📄 rfc1505.txt
字号:
4.2.3 Type
The type of an object is usually of interest only to the operating
system that the object was created on.
Types are:
ACAT access category (Primos)
CAM contiguous access method (Primos)
DAM direct access method (Primos)
FIXED fixed length records (VMS)
FLAT `flat file', sequence of bytes (Unix, DOS, default)
ISAM indexed-sequential access method (VMS)
LINK soft link (Unix)
MAC Macintosh file
SAM sequential access method (Primos)
SEGSAM segmented direct access method (Primos)
SEGDAM segmented sequential access method (Primos)
TEXT lines of ISO-10646-UTF-1 text ending with CR/LF
VAR variable length records (VMS)
4.2.4 Created
Indicates the creation date of the file. Dates are in the format
defined in section 4.3.
4.2.5 Modified
Indicates the date and time the file was last modified or closed
after being open for write.
4.2.6 Accessed
Indicates the date and time the file was last accessed on the
original file system.
4.2.7 Owner
The owner directive gives the name or numerical ID of the owner or
creator of the file.
Costanzo, Robinson & Ullmann [Page 15]
RFC 1505 Encoding Header Field August 1993
4.2.8 Group
The group directive gives the name(s) or numerical IDs of the group
or groups to which the file belongs.
4.2.9 ACL
This directive specifies the access control list attribute of an
object (the ACL attribute may occur more than once within an object).

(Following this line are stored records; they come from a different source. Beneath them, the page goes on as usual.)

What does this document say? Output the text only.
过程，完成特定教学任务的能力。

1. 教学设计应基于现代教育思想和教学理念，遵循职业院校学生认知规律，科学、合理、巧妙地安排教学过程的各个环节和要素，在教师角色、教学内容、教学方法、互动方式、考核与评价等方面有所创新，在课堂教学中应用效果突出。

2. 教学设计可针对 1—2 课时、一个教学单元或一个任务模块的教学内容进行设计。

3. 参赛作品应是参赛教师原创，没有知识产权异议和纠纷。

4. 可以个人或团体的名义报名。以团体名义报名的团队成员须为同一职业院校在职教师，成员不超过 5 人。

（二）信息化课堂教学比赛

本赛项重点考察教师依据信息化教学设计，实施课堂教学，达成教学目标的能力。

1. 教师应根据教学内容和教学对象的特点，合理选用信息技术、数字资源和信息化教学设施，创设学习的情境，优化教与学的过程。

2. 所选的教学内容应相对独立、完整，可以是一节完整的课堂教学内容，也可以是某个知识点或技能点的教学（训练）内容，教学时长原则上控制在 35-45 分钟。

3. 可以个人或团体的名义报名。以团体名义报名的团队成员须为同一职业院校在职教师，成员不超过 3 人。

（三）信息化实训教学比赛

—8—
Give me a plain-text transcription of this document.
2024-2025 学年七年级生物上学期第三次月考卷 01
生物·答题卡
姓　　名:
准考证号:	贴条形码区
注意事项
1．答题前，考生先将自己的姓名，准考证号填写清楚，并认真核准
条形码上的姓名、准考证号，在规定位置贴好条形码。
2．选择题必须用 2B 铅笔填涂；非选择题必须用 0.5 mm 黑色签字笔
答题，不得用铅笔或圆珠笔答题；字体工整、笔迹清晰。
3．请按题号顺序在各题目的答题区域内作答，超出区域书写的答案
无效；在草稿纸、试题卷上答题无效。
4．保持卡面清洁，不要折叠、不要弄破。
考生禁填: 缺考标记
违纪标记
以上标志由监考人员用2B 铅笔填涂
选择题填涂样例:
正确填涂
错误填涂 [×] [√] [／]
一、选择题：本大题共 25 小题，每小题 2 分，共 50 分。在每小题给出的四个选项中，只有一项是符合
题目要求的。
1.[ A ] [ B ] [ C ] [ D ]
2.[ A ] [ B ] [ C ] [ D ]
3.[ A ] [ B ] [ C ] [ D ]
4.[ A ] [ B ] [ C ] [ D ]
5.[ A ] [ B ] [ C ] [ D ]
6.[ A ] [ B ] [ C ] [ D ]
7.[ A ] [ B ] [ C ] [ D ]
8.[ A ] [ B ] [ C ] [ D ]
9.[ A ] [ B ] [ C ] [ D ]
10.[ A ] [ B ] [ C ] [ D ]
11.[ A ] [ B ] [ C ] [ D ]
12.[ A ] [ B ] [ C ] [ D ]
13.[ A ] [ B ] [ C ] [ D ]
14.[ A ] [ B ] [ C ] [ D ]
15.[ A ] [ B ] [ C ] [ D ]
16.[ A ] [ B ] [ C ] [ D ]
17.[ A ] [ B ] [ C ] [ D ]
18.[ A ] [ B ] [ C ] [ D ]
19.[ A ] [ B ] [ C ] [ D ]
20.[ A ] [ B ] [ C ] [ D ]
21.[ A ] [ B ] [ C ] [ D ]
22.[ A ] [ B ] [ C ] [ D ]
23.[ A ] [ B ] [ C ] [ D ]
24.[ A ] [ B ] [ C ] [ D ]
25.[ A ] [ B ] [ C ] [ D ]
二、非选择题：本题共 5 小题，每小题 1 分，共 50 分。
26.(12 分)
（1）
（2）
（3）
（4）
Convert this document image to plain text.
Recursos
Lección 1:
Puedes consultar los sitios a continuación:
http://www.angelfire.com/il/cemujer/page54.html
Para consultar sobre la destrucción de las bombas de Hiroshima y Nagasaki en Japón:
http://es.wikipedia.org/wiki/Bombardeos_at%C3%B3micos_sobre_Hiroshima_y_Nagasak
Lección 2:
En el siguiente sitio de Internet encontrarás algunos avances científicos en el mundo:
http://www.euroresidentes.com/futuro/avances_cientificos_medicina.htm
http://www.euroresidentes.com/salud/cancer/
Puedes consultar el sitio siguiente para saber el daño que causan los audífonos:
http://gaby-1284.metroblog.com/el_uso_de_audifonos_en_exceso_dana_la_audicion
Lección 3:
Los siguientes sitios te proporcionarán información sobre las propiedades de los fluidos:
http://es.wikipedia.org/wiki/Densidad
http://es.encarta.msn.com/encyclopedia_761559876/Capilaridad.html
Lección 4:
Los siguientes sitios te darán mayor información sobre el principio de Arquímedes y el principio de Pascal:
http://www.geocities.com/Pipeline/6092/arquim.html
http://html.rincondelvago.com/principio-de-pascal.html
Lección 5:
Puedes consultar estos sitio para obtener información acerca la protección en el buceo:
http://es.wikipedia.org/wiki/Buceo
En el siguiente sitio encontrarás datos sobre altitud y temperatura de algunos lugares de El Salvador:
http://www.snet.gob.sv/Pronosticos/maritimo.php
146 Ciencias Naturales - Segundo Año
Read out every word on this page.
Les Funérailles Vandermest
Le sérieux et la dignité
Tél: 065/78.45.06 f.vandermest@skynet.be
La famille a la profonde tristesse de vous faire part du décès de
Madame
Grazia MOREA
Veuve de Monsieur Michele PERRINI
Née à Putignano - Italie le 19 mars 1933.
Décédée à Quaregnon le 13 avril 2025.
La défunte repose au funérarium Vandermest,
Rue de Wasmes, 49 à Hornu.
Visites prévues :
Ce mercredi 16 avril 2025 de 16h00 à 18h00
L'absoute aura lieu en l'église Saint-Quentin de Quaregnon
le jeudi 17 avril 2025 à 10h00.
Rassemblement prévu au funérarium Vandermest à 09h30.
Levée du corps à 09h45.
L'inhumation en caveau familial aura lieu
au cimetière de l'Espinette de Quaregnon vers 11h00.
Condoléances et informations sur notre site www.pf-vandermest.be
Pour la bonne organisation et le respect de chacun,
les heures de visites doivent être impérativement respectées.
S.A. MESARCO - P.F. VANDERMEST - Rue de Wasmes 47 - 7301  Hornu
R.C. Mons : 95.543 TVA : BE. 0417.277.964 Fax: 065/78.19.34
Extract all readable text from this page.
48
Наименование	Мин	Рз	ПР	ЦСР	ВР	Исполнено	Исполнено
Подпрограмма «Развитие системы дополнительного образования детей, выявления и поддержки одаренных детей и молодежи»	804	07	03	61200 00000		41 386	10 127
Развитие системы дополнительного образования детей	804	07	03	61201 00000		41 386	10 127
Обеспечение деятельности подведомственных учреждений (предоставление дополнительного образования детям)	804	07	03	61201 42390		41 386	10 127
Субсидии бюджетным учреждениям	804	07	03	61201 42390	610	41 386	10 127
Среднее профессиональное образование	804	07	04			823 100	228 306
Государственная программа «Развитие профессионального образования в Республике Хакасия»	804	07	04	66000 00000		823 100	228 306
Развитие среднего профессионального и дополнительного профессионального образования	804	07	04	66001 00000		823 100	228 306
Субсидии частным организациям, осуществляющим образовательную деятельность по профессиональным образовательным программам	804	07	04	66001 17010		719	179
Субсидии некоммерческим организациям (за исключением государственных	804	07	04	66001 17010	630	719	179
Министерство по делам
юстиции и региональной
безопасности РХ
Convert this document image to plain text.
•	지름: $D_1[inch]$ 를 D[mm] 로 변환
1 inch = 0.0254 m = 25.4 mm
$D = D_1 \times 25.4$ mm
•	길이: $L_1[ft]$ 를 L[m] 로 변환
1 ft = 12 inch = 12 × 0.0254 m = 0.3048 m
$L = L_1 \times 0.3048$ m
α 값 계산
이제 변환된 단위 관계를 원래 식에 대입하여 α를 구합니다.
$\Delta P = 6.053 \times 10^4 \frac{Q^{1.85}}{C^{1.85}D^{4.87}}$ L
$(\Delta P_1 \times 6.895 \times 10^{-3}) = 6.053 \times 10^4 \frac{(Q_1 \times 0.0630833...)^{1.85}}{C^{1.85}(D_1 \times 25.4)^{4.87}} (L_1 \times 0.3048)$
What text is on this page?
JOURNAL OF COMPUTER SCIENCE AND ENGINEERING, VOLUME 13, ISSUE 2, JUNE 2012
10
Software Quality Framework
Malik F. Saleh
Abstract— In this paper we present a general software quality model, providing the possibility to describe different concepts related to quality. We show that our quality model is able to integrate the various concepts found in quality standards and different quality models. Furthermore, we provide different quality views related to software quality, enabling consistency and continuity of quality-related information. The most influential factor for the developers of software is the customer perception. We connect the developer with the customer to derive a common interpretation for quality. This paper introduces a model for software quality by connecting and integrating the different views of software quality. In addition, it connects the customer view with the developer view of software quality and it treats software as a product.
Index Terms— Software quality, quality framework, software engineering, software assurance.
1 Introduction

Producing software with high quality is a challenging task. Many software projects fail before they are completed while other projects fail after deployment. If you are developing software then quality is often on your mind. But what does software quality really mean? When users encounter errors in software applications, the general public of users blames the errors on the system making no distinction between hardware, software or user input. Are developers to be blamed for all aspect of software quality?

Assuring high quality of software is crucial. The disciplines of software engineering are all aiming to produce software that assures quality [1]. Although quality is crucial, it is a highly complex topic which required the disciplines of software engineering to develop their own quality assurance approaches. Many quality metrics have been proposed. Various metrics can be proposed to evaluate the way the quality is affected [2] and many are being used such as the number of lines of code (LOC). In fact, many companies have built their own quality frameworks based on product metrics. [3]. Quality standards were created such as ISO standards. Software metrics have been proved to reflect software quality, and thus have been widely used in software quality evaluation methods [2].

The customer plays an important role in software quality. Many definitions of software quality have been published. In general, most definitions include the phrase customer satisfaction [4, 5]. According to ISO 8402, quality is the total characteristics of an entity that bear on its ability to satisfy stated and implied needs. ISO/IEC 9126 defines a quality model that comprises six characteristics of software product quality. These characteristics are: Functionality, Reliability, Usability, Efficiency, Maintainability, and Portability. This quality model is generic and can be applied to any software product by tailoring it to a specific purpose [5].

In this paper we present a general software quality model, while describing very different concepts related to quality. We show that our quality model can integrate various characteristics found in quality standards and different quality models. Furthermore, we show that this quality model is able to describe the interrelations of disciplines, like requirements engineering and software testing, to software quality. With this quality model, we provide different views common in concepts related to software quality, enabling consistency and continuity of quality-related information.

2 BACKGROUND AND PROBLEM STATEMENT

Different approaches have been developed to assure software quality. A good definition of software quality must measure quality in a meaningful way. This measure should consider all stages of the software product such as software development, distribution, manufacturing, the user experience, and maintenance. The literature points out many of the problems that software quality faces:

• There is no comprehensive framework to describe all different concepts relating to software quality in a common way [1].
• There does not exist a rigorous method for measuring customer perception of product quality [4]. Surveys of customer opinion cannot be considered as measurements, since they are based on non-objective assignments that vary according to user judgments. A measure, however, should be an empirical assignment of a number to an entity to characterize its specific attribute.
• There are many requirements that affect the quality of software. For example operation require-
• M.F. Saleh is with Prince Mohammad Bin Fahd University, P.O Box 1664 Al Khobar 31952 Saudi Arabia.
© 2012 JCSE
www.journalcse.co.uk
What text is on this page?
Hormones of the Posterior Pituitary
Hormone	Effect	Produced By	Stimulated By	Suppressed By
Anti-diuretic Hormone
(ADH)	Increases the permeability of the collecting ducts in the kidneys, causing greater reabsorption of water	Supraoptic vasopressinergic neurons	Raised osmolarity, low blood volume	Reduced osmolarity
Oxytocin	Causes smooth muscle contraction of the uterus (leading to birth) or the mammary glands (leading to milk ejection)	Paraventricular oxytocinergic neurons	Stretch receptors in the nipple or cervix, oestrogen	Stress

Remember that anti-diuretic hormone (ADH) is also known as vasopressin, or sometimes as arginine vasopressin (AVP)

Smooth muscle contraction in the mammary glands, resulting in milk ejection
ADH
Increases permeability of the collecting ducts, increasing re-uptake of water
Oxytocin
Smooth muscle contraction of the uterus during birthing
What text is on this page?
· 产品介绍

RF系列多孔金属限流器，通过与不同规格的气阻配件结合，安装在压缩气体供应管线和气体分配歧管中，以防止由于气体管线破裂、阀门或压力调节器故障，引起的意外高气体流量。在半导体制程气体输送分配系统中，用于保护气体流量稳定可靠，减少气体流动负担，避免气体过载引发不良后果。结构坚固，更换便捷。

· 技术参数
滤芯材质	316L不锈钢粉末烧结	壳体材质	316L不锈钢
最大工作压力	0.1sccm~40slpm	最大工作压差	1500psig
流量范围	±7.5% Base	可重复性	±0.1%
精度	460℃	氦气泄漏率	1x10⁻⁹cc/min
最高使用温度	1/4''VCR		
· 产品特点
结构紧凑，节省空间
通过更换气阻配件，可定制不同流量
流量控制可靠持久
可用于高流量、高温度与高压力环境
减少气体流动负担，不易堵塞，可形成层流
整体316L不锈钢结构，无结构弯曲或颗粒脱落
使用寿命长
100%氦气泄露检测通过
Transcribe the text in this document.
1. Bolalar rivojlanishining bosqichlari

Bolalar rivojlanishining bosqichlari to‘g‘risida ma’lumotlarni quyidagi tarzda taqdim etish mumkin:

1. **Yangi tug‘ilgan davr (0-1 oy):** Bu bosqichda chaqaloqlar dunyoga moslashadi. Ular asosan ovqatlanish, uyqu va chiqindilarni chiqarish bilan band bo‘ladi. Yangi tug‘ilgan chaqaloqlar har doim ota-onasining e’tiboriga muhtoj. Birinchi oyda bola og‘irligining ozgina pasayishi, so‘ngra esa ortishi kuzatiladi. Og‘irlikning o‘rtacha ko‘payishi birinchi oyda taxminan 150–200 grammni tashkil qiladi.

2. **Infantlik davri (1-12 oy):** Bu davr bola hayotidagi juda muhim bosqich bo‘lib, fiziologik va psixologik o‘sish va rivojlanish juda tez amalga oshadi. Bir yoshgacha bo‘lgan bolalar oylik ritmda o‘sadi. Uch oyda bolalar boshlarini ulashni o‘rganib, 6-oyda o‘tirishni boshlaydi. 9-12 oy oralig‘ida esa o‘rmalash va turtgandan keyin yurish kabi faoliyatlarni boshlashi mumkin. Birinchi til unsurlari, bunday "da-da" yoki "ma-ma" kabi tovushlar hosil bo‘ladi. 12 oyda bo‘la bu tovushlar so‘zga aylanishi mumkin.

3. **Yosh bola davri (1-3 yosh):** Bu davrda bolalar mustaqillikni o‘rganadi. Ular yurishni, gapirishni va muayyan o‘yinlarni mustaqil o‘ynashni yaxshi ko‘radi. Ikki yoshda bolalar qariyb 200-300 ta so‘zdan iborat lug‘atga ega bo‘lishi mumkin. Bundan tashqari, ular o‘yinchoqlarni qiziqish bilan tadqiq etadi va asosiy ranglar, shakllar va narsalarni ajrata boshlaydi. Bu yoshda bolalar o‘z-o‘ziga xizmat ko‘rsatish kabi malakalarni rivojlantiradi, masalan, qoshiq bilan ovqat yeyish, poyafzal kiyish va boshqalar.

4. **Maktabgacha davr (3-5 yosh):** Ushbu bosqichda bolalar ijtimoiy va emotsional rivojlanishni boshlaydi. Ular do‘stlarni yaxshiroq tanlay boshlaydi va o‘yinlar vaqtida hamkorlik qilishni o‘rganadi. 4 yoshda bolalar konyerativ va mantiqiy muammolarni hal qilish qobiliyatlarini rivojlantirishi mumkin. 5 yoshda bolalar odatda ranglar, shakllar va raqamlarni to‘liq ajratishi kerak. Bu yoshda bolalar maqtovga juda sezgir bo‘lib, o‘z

The list consist of a series of pairs of IDs and access codes in the
format:
user-ID:access-list
There are four reserved IDs:
$OWNER the owner or creator
$GROUP a member of the group or groups
$SYSTEM a system administrator
$REST everyone else
The access list is zero or more single letters:
A add (create file)
D delete
L list (read directory)
P change protection
R read
U use
W write
X execute
* all possible access
4.2.10 Password
The password attribute gives the access password for this object.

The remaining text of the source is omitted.